ACE2 expression and sex disparity in COVID-19.

Coronavirus disease 2019 (COVID-19) death rate differs depending on sex: in Chinese confirmed cases, while the infection rate among men and women is similar, the death rate among men is 4.7% compared with 2.8% for women[1]. Italian data are similar as the reported death rate in men is significantly higher than that in women, 16.6% vs. 9.1%, respectively. Moreover, preliminary data from Italian epidemics suggest also a significant sex difference in infection rate, being 52.5% in women and 47.5% in men (Integrated Surveillance on COVID19 epidemic in Italy published by Italian Institute of Health, April 28th 2020, https://www.epicentro.iss.it/coronavirus/bollettino/Bollettino-sorveglianza-integrata-COVID-19_28-aprile_2020.pdf).

So far, the mechanisms underlying the observed gender bias are not disclosed; however, some hypotheses can be put forward on the basis of current knowledge on gender differences in respiratory viral diseases.

The sex different lifestyles, such as smoking addiction that is prevalent in men than in women, is considered one of the potential risk factor for developing pneumonia consequent to COVID-19[2]. In addition, it is known that, in general, innate and immune responses are more intense and stronger in females than in males[3]. This can provide women with a more effective weapon to fight new and infective pathogens, favouring viral clearance.
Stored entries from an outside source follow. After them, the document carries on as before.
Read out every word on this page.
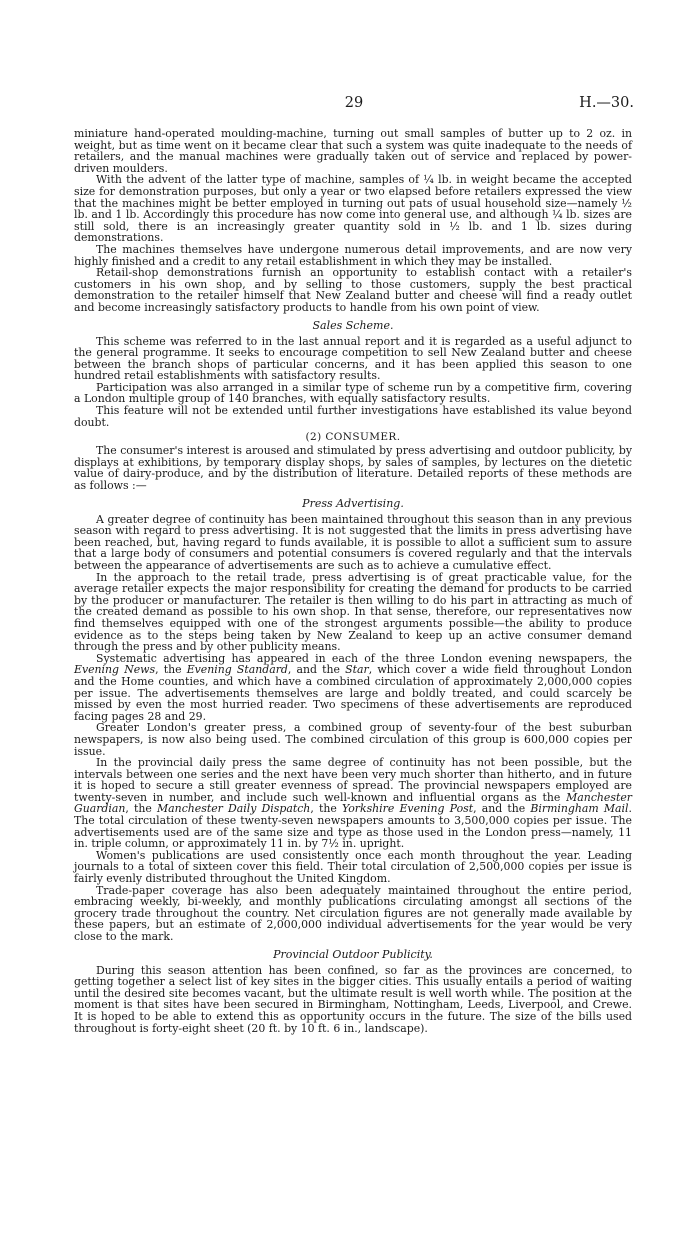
29	H.—30.

miniature hand-operated moulding-machine, turning out small samples of butter up to 2 oz. in weight, but as time went on it became clear that such a system was quite inadequate to the needs of retailers, and the manual machines were gradually taken out of service and replaced by power-driven moulders.

With the advent of the latter type of machine, samples of ¼ lb. in weight became the accepted size for demonstration purposes, but only a year or two elapsed before retailers expressed the view that the machines might be better employed in turning out pats of usual household size—namely ½ lb. and 1 lb. Accordingly this procedure has now come into general use, and although ¼ lb. sizes are still sold, there is an increasingly greater quantity sold in ½ lb. and 1 lb. sizes during demonstrations.

The machines themselves have undergone numerous detail improvements, and are now very highly finished and a credit to any retail establishment in which they may be installed.

Retail-shop demonstrations furnish an opportunity to establish contact with a retailer's customers in his own shop, and by selling to those customers, supply the best practical demonstration to the retailer himself that New Zealand butter and cheese will find a ready outlet and become increasingly satisfactory products to handle from his own point of view.

Sales Scheme.

This scheme was referred to in the last annual report and it is regarded as a useful adjunct to the general programme. It seeks to encourage competition to sell New Zealand butter and cheese between the branch shops of particular concerns, and it has been applied this season to one hundred retail establishments with satisfactory results.

Participation was also arranged in a similar type of scheme run by a competitive firm, covering a London multiple group of 140 branches, with equally satisfactory results.

This feature will not be extended until further investigations have established its value beyond doubt.

(2) CONSUMER.

The consumer's interest is aroused and stimulated by press advertising and outdoor publicity, by displays at exhibitions, by temporary display shops, by sales of samples, by lectures on the dietetic value of dairy-produce, and by the distribution of literature. Detailed reports of these methods are as follows :—

Press Advertising.

A greater degree of continuity has been maintained throughout this season than in any previous season with regard to press advertising. It is not suggested that the limits in press advertising have been reached, but, having regard to funds available, it is possible to allot a sufficient sum to assure that a large body of consumers and potential consumers is covered regularly and that the intervals between the appearance of advertisements are such as to achieve a cumulative effect.

In the approach to the retail trade, press advertising is of great practicable value, for the average retailer expects the major responsibility for creating the demand for products to be carried by the producer or manufacturer. The retailer is then willing to do his part in attracting as much of the created demand as possible to his own shop. In that sense, therefore, our representatives now find themselves equipped with one of the strongest arguments possible—the ability to produce evidence as to the steps being taken by New Zealand to keep up an active consumer demand through the press and by other publicity means.

Systematic advertising has appeared in each of the three London evening newspapers, the Evening News, the Evening Standard, and the Star, which cover a wide field throughout London and the Home counties, and which have a combined circulation of approximately 2,000,000 copies per issue. The advertisements themselves are large and boldly treated, and could scarcely be missed by even the most hurried reader. Two specimens of these advertisements are reproduced facing pages 28 and 29.

Greater London's greater press, a combined group of seventy-four of the best suburban newspapers, is now also being used. The combined circulation of this group is 600,000 copies per issue.

In the provincial daily press the same degree of continuity has not been possible, but the intervals between one series and the next have been very much shorter than hitherto, and in future it is hoped to secure a still greater evenness of spread. The provincial newspapers employed are twenty-seven in number, and include such well-known and influential organs as the Manchester Guardian, the Manchester Daily Dispatch, the Yorkshire Evening Post, and the Birmingham Mail. The total circulation of these twenty-seven newspapers amounts to 3,500,000 copies per issue. The advertisements used are of the same size and type as those used in the London press—namely, 11 in. triple column, or approximately 11 in. by 7½ in. upright.

Women's publications are used consistently once each month throughout the year. Leading journals to a total of sixteen cover this field. Their total circulation of 2,500,000 copies per issue is fairly evenly distributed throughout the United Kingdom.

Trade-paper coverage has also been adequately maintained throughout the entire period, embracing weekly, bi-weekly, and monthly publications circulating amongst all sections of the grocery trade throughout the country. Net circulation figures are not generally made available by these papers, but an estimate of 2,000,000 individual advertisements for the year would be very close to the mark.

Provincial Outdoor Publicity.

During this season attention has been confined, so far as the provinces are concerned, to getting together a select list of key sites in the bigger cities. This usually entails a period of waiting until the desired site becomes vacant, but the ultimate result is well worth while. The position at the moment is that sites have been secured in Birmingham, Nottingham, Leeds, Liverpool, and Crewe. It is hoped to be able to extend this as opportunity occurs in the future. The size of the bills used throughout is forty-eight sheet (20 ft. by 10 ft. 6 in., landscape).
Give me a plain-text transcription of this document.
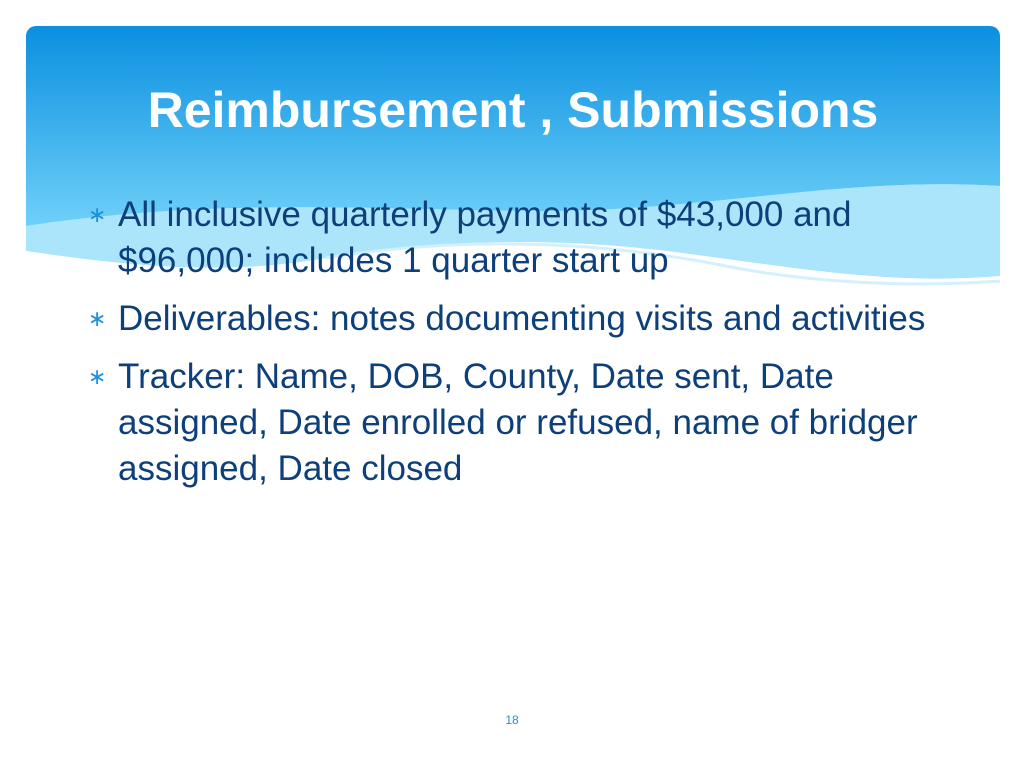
Reimbursement , Submissions
∗ All inclusive quarterly payments of $43,000 and $96,000; includes 1 quarter start up
∗ Deliverables: notes documenting visits and activities
∗ Tracker: Name, DOB, County, Date sent, Date assigned, Date enrolled or refused, name of bridger assigned, Date closed
18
However, further factors could be taken into account in order to explain the sex bias in COVID-19 death rates. In particular, the human angiotensin-converting enzyme 2 (ACE2), an essential enzyme of the renin–angiotensin system (RAS), is the functional receptor for the severe acute respiratory syndrome coronavirus (SARS-CoV) as well as for the recently identified SARS-CoV-2[4,5]. It has been shown that ACE2 plays a protective role in chronic pathologies, like hypertension, cardiovascular diseases, and acute respiratory distress syndrome, that are the comorbidities representing the risk of worse prognosis in COVID-19. The protective role of ACE2 has been evidenced by studies in mice models, showing more severe lung failure upon ACE2 down-regulation[6].

Intriguingly, infection with SARS-CoV induces ACE2 down-regulation through binding of the viral Spike protein to ACE2, thus reducing ACE2 expression in the lung and igniting acute respiratory failure[6]. Since COVID-19 and SARS patients share similar acute respiratory distress syndrome and a similar gender bias in disease susceptibility and case fatality rates, it is reasonable to believe that they share similar pathogenic mechanisms[7].

Estrogen, the primary female sex hormone, has been observed to play a protective role in SARS not only by activating immune response but also suppressing directly SARS-CoV replication[8]. To note, estrogen inhibits the activity or expression of different components of the renin–angiotensin system. In particular, estrogen is able to upregulate the expression of ACE2[9].

Furthermore, the gene encoding ACE2 is located on the X chromosome, in sites commonly escaping the inactivation of one X chromosome in mammalian XX cells (XCI), a mechanism that determine the X chromosome transcriptional silencing and avoids redundant gene expression in female cells. However, the silencing is not complete but about 10% of the genes escape the inactivation; as a consequence XX cells over-express genes located in XCI sites, like ACE2[10].

Consequently, hormonal and genetic factors could lead to ACE2 over-expression in female sex. These insights could, at least partially, account for the better outcome and the lower death rate in female SARS-CoV-2 patients with respect to males. All in all, further studies appear as mandatory to evaluate: (i) whether women who use hormone replacement therapy (HRT) are better protected from respiratory failure than women who do not use HRT; (ii) whether estrogenic agonists, increasing ACE2 expression levels, could represent promising tools to fight the COVID-19 outbreak. Notwithstanding, the study of the role of XCI escaping genes, and of their regulators, could represent a major challenge to understand the sex-specific pathogenic determinants of COVID-19 disease progression.